Stromspeicher

Symbol Stromspeicher

Ein Batteriespeicher verschiebt Strom über Stunden, nicht über Wochen. Er erhöht den Eigenverbrauch einer Photovoltaikanlage, indem er die Mittagsspitze in den Abend trägt – und stößt genau dort an seine Grenze, wo im Winter tagelang zu wenig erzeugt wird. Diese Rolle bestimmt Auslegung und Bewertung.

Kenngrößen

Beschrieben wird ein Speicher über die nutzbare Kapazität in Kilowattstunden, die Lade- und Entladeleistung in Kilowatt, die Ladezustandsgrenzen und die Degradation, also den Kapazitätsverlust über die Lebensdauer. Nutzbare und nominale Kapazität unterscheiden sich, weil die Entladetiefe begrenzt wird, um die Zellen zu schonen. Die Leistung entscheidet darüber, ob eine kurze Erzeugungsspitze überhaupt aufgenommen werden kann; bei kleinen Anlagen ist sie selten limitierend, bei gewerblichen Lastspitzen dagegen schon.

Lade- und Entladestrategie

In der Simulation folgt der Speicher der üblichen Eigenverbrauchsstrategie: Er wird aus dem Überschuss der Erzeugung geladen, sobald der momentane Bedarf gedeckt ist, und entladen, sobald die Erzeugung nicht mehr ausreicht. Begrenzend wirken freie Kapazität, Ladezustandsgrenzen und Leistung. Der Verlauf des Ladezustands lässt sich als eigene Kurve im Stromdiagramm einblenden – die anschaulichste Kontrolle, ob ein Speicher zu klein, passend oder überdimensioniert ist: Bleibt er im Sommer tagelang voll, ist er zu groß; wird er nie ganz geladen, zu groß für die Anlage; pendelt er täglich zwischen den Grenzen, passt er.

Dimensionierung

Als Anhaltspunkt gilt eine nutzbare Kapazität in der Größenordnung des mittleren Tagesverbrauchs, im Wohnbau häufig etwa eine Kilowattstunde je Kilowatt installierter PV-Leistung.

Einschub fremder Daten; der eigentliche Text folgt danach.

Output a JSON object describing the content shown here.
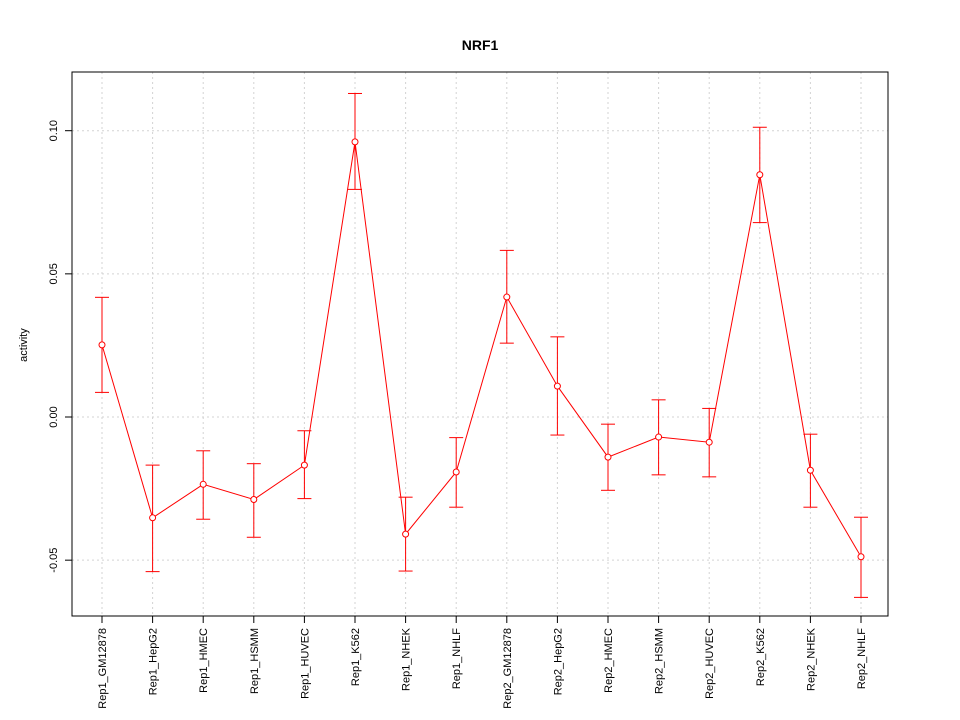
{
  "chart_data": {
    "type": "line",
    "title": "NRF1",
    "xlabel": "",
    "ylabel": "activity",
    "categories": [
      "Rep1_GM12878",
      "Rep1_HepG2",
      "Rep1_HMEC",
      "Rep1_HSMM",
      "Rep1_HUVEC",
      "Rep1_K562",
      "Rep1_NHEK",
      "Rep1_NHLF",
      "Rep2_GM12878",
      "Rep2_HepG2",
      "Rep2_HMEC",
      "Rep2_HSMM",
      "Rep2_HUVEC",
      "Rep2_K562",
      "Rep2_NHEK",
      "Rep2_NHLF"
    ],
    "values": [
      0.0252,
      -0.0352,
      -0.0235,
      -0.0288,
      -0.0168,
      0.0961,
      -0.0409,
      -0.0192,
      0.0419,
      0.0108,
      -0.014,
      -0.007,
      -0.0088,
      0.0846,
      -0.0186,
      -0.0488
    ],
    "error_low": [
      0.0086,
      -0.054,
      -0.0357,
      -0.042,
      -0.0285,
      0.0795,
      -0.0538,
      -0.0315,
      0.0258,
      -0.0063,
      -0.0256,
      -0.0202,
      -0.0209,
      0.0679,
      -0.0315,
      -0.063
    ],
    "error_high": [
      0.0418,
      -0.0168,
      -0.0118,
      -0.0163,
      -0.0048,
      0.113,
      -0.028,
      -0.0072,
      0.0582,
      0.028,
      -0.0025,
      0.006,
      0.003,
      0.1012,
      -0.006,
      -0.035
    ],
    "yticks": [
      -0.05,
      0.0,
      0.05,
      0.1
    ],
    "ytick_labels": [
      "-0.05",
      "0.00",
      "0.05",
      "0.10"
    ],
    "ylim": [
      -0.0695,
      0.1205
    ],
    "grid": true,
    "colors": {
      "series": "#ff0000",
      "grid": "#d3d3d3",
      "axis": "#000000"
    }
  }
}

Diese Faustwerte ersetzen die Rechnung aber nicht, weil der Nutzen stark vom Lastprofil abhängt: Ein Gewerbebetrieb mit hohem Tagverbrauch braucht kaum Speicher, ein Haushalt mit Abendlast dagegen deutlich mehr. Rechnen Sie deshalb drei bis vier Größen und beobachten Sie, ab wann der Zuwachs an Eigenverbrauch abflacht – dieser Knick markiert die wirtschaftliche Grenze weit zuverlässiger als jede Formel.

Alternativen und Zusammenspiel

Bevor der Speicher vergrößert wird, lohnt der Vergleich mit thermischer Speicherung: Eine Wärmepumpe im PV-optimierten Betrieb verschiebt Wärmeerzeugung in die Mittagsstunden und nutzt den Pufferspeicher – thermische Kapazität kostet je Kilowattstunde ein Vielfaches weniger als elektrische. Auch die Ost-West-Aufteilung der Module bringt Eigenverbrauch ohne zusätzliche Speicherkosten. Erst wenn diese Hebel ausgeschöpft sind, wird die Batterie zur besten Option.

Abbildung in EPOS-Plan

Speicher werden aus dem Katalog übernommen oder selbst angelegt und dem Projekt zugeordnet; in der Simulationskonfiguration nehmen sie am Stromsystem teil. Die Auswertung weist Eigenverbrauchsquote, Autarkiegrad, den Anteil der Speicherentladung an der Bedarfsdeckung und die verbleibende Einspeisung aus – monatsweise in der Autarkieanalyse und als Zeitreihe im Stromdiagramm. Sämtliche Werte lassen sich als CSV-Datei exportieren, um mehrere Speichergrößen tabellarisch zu vergleichen.